In November, when President Bush ordered the doubling of U.S. troops in Saudi Arabia, nearly universal disapproval met his giving them "offensive capability." If they had stayed on the defensive, as demanded by Sen. Sam Nunn, Congress' Clausewitz, and many others, they'd be moldering in the Saudi desert, not sitting victoriously on the Euphrates River.

When fighting loomed, think tanks disgorged military experts who theorized that the U.S. military would suffer tens of thousands of casualties at the hands of the "elite" and "tough" Republican Guards.

And what did we have to throw against those supermen? An army, according to the media, that had fumbled the minuscule invasions of Grenada and Panama.
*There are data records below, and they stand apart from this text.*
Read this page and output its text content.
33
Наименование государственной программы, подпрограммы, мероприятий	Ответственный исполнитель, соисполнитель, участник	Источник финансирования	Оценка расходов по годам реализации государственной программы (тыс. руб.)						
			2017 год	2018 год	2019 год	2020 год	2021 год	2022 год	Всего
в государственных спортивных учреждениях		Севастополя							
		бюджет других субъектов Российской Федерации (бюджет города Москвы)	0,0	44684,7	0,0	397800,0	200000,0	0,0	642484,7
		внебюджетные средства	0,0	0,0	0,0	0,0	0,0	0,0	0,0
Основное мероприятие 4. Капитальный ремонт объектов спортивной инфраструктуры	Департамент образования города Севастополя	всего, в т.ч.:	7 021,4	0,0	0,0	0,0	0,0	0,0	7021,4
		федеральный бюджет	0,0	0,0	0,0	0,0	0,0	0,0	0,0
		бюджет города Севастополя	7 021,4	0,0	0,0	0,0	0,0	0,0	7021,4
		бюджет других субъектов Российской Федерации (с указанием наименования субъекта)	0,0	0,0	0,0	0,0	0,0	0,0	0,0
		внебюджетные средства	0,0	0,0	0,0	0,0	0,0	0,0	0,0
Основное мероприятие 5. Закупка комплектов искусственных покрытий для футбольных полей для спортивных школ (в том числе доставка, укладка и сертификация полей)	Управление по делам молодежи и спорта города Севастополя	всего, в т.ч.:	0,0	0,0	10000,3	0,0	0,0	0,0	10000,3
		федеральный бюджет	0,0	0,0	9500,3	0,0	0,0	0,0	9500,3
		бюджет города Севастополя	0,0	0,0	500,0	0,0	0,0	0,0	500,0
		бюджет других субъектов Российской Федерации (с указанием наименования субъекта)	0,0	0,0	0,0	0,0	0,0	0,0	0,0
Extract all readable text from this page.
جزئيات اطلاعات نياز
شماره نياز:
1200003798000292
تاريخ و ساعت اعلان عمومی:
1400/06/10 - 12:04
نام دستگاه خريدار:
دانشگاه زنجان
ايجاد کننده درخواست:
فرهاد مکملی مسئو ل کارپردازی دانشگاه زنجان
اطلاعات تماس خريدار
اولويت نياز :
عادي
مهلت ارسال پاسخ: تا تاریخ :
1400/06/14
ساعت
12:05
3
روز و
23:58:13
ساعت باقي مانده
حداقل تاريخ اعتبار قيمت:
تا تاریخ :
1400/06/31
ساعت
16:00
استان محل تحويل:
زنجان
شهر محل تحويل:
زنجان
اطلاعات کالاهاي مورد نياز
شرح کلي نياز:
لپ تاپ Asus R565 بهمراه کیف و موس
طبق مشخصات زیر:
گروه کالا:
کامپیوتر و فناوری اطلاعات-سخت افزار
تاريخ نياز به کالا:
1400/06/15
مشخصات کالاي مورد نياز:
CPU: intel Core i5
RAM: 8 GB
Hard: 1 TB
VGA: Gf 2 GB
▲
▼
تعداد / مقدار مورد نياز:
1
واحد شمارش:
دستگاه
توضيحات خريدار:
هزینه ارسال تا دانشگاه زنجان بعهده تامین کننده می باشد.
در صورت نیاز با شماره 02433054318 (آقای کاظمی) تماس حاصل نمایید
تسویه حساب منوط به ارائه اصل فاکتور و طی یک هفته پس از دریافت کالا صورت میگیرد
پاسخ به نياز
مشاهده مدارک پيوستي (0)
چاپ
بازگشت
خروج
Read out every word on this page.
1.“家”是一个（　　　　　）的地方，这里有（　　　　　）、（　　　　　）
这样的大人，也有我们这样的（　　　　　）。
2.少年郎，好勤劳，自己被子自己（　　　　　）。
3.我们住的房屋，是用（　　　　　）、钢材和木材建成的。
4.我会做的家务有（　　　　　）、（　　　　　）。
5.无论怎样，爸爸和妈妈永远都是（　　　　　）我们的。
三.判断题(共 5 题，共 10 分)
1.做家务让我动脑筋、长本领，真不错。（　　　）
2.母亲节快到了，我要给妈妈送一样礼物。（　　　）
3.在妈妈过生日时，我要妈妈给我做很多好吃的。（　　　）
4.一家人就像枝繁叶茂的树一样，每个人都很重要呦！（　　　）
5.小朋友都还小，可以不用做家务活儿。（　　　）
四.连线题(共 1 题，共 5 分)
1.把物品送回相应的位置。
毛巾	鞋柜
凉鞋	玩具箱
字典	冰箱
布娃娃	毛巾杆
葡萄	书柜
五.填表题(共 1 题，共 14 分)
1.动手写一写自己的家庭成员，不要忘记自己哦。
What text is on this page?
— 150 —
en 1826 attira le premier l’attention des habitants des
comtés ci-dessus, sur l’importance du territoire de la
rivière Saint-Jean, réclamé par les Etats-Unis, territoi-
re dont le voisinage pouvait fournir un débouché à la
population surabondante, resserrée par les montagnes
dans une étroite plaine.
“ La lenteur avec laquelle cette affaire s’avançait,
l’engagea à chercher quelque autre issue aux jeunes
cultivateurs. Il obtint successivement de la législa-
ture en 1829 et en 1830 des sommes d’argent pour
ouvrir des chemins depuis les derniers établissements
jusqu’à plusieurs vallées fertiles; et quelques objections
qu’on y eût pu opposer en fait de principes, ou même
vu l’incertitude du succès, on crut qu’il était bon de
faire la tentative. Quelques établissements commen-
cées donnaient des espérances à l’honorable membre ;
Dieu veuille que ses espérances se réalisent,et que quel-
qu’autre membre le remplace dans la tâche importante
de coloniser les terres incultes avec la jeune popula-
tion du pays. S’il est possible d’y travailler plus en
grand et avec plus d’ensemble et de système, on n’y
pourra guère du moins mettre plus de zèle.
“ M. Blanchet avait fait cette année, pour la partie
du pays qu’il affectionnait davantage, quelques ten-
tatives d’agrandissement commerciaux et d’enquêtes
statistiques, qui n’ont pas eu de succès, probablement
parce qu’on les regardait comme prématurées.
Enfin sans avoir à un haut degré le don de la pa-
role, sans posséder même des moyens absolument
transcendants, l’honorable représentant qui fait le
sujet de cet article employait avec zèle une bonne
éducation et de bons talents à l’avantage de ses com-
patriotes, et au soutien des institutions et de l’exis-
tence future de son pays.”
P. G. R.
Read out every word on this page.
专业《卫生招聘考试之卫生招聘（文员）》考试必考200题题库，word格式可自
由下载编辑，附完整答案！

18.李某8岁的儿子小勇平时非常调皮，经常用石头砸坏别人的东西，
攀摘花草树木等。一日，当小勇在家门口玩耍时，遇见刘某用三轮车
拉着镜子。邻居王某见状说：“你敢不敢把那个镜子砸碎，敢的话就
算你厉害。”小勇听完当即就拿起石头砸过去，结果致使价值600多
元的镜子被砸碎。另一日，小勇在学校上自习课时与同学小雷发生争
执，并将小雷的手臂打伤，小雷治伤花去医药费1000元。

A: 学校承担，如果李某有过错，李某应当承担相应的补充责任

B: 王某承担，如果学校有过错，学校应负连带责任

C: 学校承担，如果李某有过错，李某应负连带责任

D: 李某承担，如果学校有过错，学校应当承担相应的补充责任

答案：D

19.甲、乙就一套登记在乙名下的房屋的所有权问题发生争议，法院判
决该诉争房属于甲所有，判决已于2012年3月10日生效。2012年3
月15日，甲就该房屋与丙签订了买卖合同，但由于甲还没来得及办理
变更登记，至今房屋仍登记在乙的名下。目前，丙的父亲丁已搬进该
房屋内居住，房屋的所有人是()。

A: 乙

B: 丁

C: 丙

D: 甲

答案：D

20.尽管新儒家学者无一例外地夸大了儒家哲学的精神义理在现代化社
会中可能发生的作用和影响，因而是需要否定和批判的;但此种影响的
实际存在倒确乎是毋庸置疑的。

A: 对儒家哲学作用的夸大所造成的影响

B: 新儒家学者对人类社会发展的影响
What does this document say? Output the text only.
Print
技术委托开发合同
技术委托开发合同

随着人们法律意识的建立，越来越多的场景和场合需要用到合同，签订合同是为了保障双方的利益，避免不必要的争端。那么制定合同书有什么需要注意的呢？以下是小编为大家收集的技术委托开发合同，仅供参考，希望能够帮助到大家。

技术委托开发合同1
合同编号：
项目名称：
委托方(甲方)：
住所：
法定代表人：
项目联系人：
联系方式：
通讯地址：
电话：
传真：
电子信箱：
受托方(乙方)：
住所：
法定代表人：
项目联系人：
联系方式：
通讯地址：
Plus a Pentagon that could procure only $70 hammers and $600 toilet seats. (Those toilet seats appear to have wreaked surprising damage on Saddam's war machine.)

Very little was said about the Pentagon's inexpensive smart bombs that have revolutionized warfare and - unwittingly - saved the Soviet Union's economy: It will be busy building replacement tanks for Baghdad for many years.

Nor did we hear much about the all-volunteer armed forces, whose dedication and professionalism make them the best in our history.

Our allegedly "wimp" president, George Bush, didn't have to go through a series of inept generals, as Lincoln did before he found Grant. He got Schwarzkopf on the first try. Dumb luck, say Bush's detractors.

Those faces on TV with captions under them saying "Mideast Expert" warned that an attack on Iraq would cause the Arab world to explode in a wave of anti-Americanism and terrorism. Happily, the wave was a trickle.

Occasionally when pundits are proved wrong, they lapse into a decent silence. But not those who struck out in the Arab League. To a man (and woman) they are predicting: "Bush may have won the war, but he'll lose the peace."